People who are emotionally intelligent (EI) are more likely to have fewer friends on social networking sites, but these friends are probably more meaningful. Those that are EI likely define friends as those who are connected on a deeper level, so Facebook friends are expected to have the same connection. EI individuals won’t necessarily accept a friend request from the polite gentleman they waited on at Starbucks, but they will work to maintain the relationships they have with their Facebook friends. These people understand consumers and their interconnectedness and make for great idea people behind marketing strategies.
In many psychological studies, Machiavellianism is put in a negative light and closely associated with psychopathy and narcissism. In some ways, this is an accurate association. One trait common of people with a Machiavellian personality is that they are relentless in achieving their goals, even if it’s at the expense of others. They don’t care what their relationship with people is like, they only care that the relationship advances them personally in one way or another. Yes, this is a selfish and negative personality trait overall, but it is also necessary in some professional environments, and it’s okay to be a little bit Machiavellian in your career. Machiavellians in our society are the cold-hearted CEO’s, the rude celebrities, and the constantly preoccupied PR agents.
Social networking sites are playgrounds for people with a Machiavellian personality type. LinkedIn especially provides an endless list of meaningless social connections that could further their careers, and having an outrageous list of friends on Facebook might advance them socially. If you meet up with a Machiavellian for coffee, you probably won’t have a great time. The conversation would be shallow and the person would probably be preoccupied with other thoughts. However, don’t be surprised if you get a friend request from that same person hours later. In some ways, these people make great managers, as they don’t let their feelings cloud their judgment or get in the way of the company’s goals. Of course, they need to be balanced with compassionate people who won’t be taken advantage of.

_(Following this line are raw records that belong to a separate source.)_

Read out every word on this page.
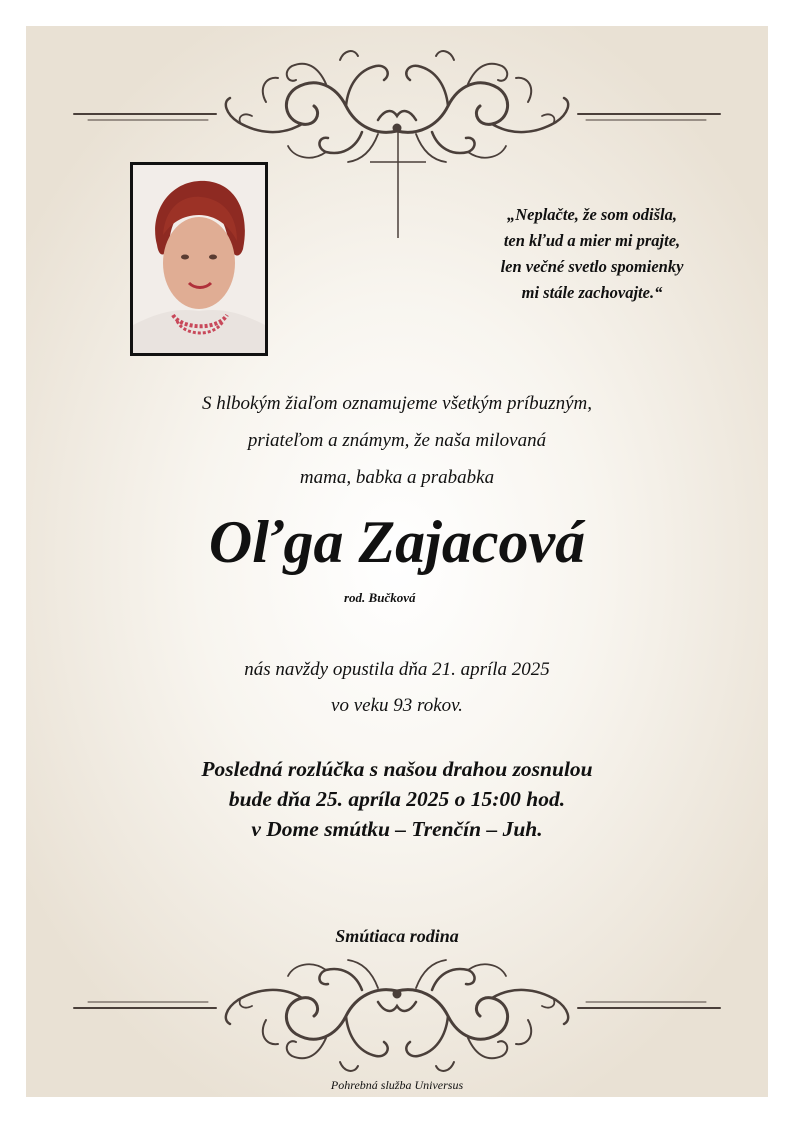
„Neplačte, že som odišla,
ten kľud a mier mi prajte,
len večné svetlo spomienky
mi stále zachovajte.“
S hlbokým žiaľom oznamujeme všetkým príbuzným,
priateľom a známym, že naša milovaná
mama, babka a prababka
Oľga Zajacová
rod. Bučková
nás navždy opustila dňa 21. apríla 2025
vo veku 93 rokov.
Posledná rozlúčka s našou drahou zosnulou
bude dňa 25. apríla 2025 o 15:00 hod.
v Dome smútku – Trenčín – Juh.
Smútiaca rodina
Pohrebná služba Universus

So what does this all mean for your brand’s social media marketing? Of course, you can’t control the people that like your Facebook page or share your Twitter with their friends. However, these extreme differences in personality types should be a lesson in quantity versus quality. Word of mouth is the most efficient form of advertising. If you get twenty emotionally intelligent people to like your brand on Facebook, there’s a good chance their close friends will see it, and those friends will probably like it too. If you get one thousand Machiavellians to like your brand, their Facebook friends could probably care less. They’re not concerned what the arrogant businessman they met four months ago is doing on Facebook. They’d rather follow the activity of their true friends. The same goes for your own professional page. If your page doesn’t have hundreds of “likes” or followers, don’t lose hope. Create a team that is diverse as the personality types out there, and you will likely be able to attract all three. Then, focus more on making true, deep connections with your customers and connections, and you will get more out of your social networking sites.